A Task runs your application for one example and returns its outputs. It is a single-method functional interface.

@FunctionalInterface
public interface Task {
Map<String, Object> run(Example example);
}

The simplest task calls your model and returns one output:

Task task = example -> {
String response = myLlmService.generate(example.input());
return Map.of("output", response);
};

For RAG or other multi-step systems, return more than one value. Evaluators read these by key.
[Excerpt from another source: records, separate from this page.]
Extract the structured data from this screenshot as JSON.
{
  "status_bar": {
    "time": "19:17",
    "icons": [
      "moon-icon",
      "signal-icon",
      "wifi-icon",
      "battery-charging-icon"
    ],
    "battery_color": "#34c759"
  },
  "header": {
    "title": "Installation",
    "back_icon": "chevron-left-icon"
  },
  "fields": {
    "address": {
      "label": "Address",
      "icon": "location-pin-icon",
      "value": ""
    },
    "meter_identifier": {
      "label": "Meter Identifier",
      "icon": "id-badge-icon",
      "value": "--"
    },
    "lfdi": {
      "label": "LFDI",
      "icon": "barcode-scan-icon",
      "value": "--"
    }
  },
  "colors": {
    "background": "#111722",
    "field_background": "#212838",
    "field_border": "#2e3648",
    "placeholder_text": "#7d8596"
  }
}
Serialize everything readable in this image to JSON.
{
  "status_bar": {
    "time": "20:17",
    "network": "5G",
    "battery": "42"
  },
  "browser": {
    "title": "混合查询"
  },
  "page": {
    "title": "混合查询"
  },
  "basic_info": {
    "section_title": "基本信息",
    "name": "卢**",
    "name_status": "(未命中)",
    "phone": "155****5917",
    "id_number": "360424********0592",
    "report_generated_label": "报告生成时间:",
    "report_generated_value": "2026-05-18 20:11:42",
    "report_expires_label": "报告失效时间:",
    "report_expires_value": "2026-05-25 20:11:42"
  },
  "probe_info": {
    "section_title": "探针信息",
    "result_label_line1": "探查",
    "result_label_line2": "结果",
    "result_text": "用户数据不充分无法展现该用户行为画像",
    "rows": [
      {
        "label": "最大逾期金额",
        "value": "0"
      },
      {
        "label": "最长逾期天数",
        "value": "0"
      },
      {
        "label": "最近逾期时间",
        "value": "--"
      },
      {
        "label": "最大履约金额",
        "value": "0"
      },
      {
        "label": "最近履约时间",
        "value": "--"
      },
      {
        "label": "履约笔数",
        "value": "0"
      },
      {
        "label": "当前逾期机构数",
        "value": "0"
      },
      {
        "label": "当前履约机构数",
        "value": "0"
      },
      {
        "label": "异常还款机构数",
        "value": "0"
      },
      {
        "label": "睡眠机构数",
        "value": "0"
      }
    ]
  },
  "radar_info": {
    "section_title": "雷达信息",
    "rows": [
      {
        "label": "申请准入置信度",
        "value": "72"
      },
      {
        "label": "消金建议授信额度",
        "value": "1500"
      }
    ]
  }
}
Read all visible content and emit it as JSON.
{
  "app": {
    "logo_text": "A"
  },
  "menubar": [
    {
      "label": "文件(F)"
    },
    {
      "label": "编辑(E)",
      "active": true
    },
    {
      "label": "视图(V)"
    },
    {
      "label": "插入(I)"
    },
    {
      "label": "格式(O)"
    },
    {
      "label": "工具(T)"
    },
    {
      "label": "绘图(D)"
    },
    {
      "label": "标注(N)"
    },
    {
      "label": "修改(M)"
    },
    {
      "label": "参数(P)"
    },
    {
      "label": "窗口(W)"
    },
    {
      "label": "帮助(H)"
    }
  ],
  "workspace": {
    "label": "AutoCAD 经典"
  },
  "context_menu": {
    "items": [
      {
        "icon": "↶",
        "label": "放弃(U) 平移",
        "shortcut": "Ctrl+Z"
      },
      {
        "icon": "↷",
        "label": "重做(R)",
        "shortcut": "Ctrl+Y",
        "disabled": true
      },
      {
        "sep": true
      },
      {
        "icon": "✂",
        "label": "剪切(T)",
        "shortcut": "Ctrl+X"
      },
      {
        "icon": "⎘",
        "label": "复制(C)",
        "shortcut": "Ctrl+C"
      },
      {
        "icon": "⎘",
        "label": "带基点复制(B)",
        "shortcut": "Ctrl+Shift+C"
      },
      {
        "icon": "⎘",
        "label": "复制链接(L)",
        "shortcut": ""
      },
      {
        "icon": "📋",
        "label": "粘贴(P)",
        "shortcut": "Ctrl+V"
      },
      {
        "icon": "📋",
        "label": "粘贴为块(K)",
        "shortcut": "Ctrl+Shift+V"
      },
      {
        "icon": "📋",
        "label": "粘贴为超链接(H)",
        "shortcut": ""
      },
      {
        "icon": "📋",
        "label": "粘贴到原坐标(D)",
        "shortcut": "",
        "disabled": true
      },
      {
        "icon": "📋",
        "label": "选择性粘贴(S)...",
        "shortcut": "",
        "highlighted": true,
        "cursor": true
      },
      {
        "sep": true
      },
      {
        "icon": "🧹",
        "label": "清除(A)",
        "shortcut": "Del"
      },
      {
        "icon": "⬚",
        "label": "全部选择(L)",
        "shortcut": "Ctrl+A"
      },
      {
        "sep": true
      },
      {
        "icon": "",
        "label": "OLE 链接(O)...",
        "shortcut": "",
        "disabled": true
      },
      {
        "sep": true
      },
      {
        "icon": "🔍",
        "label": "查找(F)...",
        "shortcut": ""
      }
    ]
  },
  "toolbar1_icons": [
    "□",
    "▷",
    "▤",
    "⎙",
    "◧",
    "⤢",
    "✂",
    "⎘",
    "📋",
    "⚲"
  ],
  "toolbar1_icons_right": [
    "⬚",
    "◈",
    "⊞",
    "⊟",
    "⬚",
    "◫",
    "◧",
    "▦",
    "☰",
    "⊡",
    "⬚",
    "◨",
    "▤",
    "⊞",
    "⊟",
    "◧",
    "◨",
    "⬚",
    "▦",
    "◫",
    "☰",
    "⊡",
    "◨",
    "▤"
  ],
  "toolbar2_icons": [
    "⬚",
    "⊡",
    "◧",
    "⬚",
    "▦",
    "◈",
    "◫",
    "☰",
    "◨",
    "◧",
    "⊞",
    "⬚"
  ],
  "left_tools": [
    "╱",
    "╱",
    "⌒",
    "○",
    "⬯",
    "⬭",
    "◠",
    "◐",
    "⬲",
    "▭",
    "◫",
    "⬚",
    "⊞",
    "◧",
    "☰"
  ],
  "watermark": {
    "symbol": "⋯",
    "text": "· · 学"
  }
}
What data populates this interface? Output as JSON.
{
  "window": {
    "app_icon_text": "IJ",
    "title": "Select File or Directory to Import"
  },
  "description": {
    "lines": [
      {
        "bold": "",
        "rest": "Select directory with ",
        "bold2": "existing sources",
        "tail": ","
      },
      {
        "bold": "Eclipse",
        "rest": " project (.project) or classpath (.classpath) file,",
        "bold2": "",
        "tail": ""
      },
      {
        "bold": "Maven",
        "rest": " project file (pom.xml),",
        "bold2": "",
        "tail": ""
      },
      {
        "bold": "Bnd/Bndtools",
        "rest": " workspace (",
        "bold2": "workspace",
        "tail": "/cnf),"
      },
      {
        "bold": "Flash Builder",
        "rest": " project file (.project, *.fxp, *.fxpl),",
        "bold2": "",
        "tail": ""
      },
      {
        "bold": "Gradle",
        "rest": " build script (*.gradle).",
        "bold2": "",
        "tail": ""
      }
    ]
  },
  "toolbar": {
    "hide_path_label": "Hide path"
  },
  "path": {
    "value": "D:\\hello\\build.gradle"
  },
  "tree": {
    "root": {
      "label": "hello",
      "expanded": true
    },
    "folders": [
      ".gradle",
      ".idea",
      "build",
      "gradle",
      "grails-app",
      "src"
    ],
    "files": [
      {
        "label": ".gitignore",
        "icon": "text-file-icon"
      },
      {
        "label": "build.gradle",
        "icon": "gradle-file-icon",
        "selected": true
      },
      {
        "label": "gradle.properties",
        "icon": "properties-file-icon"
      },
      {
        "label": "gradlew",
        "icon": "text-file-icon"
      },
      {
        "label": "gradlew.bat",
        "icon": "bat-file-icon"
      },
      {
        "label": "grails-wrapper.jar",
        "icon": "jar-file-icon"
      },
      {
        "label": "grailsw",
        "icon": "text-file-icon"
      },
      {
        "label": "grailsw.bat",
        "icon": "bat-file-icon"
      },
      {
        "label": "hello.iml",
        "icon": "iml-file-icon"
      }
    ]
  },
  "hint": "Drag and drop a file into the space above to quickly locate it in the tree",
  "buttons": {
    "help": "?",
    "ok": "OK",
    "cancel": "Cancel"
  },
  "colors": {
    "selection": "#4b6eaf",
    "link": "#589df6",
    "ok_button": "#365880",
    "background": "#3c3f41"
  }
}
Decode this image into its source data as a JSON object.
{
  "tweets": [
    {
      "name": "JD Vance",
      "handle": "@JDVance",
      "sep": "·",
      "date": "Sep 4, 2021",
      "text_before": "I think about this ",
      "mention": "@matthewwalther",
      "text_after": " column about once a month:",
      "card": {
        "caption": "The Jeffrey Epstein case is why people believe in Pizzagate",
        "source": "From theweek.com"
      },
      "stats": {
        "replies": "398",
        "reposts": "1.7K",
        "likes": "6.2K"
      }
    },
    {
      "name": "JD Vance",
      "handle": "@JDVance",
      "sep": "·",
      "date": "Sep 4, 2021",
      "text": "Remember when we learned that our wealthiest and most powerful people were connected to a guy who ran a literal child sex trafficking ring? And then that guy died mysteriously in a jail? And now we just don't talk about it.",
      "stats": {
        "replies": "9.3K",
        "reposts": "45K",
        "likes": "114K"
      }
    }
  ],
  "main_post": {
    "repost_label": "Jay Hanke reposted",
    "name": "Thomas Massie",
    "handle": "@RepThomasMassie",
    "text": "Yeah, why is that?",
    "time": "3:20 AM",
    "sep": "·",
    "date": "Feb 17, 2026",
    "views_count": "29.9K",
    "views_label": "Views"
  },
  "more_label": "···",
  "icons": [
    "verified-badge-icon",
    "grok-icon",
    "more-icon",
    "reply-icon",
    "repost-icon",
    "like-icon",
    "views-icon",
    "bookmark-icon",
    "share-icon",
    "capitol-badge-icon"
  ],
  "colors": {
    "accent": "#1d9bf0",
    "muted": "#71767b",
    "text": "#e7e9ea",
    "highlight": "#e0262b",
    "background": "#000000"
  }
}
Task ragTask = example -> {
// Retrieve relevant documents
List<String> retrievedDocs = vectorStore.search(example.input(), topK = 3);

// Generate a response using the retrieved context
String response = ragSystem.generate(example.input(), retrievedDocs);

// Capture a confidence score
double confidence = ragSystem.getConfidenceScore();

return Map.of(
"output", response,
"retrievedContext", retrievedDocs,
"confidence", confidence
);
};

Recording tokens, cost, and latency

A plain Task returns only outputs, so each ItemResult carries null metrics. To record tokens, cost, and latency, return a MeasuredTask instead. It returns a TaskResult that holds the outputs plus a CallMetrics record, and those metrics flow through to every ItemResult.metrics().

@FunctionalInterface
public interface MeasuredTask {
TaskResult run(Example example);
}

CallMetrics is a record with four nullable fields: tokensIn, tokensOut, costUsd, and latencyMs. Fill in what you can measure. Leave the rest null.

MeasuredTask task = example -> {
long start = System.currentTimeMillis();
LlmResponse response = myLlmService.generate(example.input());
long latencyMs = System.currentTimeMillis() - start;

CallMetrics metrics = new CallMetrics(
response.promptTokens(),
response.completionTokens(),
response.costUsd(),
latencyMs
);

return new TaskResult(Map.of("output", response.text()), metrics);
};

ExperimentResult result = Experiment.builder()
.name("QA Evaluation")
.dataset(dataset)
.measuredTask(task)
.evaluators(evaluators)
.build()
.run();

The plain task(Task) path still works the same. Use measuredTask(MeasuredTask) only when you want metrics on the results. The builder method has a separate name so a lambda passed to task(...) is never ambiguous between the two interfaces.

Running against a dataset

Load a dataset from a file

Experiments take any Dataset, including ones loaded from JSON or CSV on the classpath.

// Load a dataset from the classpath
Dataset dataset = DatasetResolverRegistry.getInstance()
.resolve("classpath:datasets/qa-dataset.json");

// Run the experiment
ExperimentResult result = Experiment.builder()
.name("QA Evaluation")
.dataset(dataset)
.task(task)
.evaluators(evaluators)
.build()
.run();

Inspect each result

After a run, loop over the items to see what happened on each example.

ExperimentResult result = experiment.run();

// Walk every item result
for (ItemResult itemResult : result.itemResults()) {
System.out.println("\nInput: " + itemResult.example().input());
System.out.println("Expected: " + itemResult.example().expectedOutput());
System.out.println("Actual: " + itemResult.actualOutputs().get("output"));
System.out.println("Success: " + itemResult.success());

// Check each evaluator's result for this item
for (EvalResult evalResult : itemResult.evalResults()) {
System.out.println(" " + evalResult.name() +
": " + (evalResult.success() ? "PASS" : "FAIL") +
" (score: " + evalResult.score() + ")");
}
}

Find the failures

To debug, filter for items that did not pass.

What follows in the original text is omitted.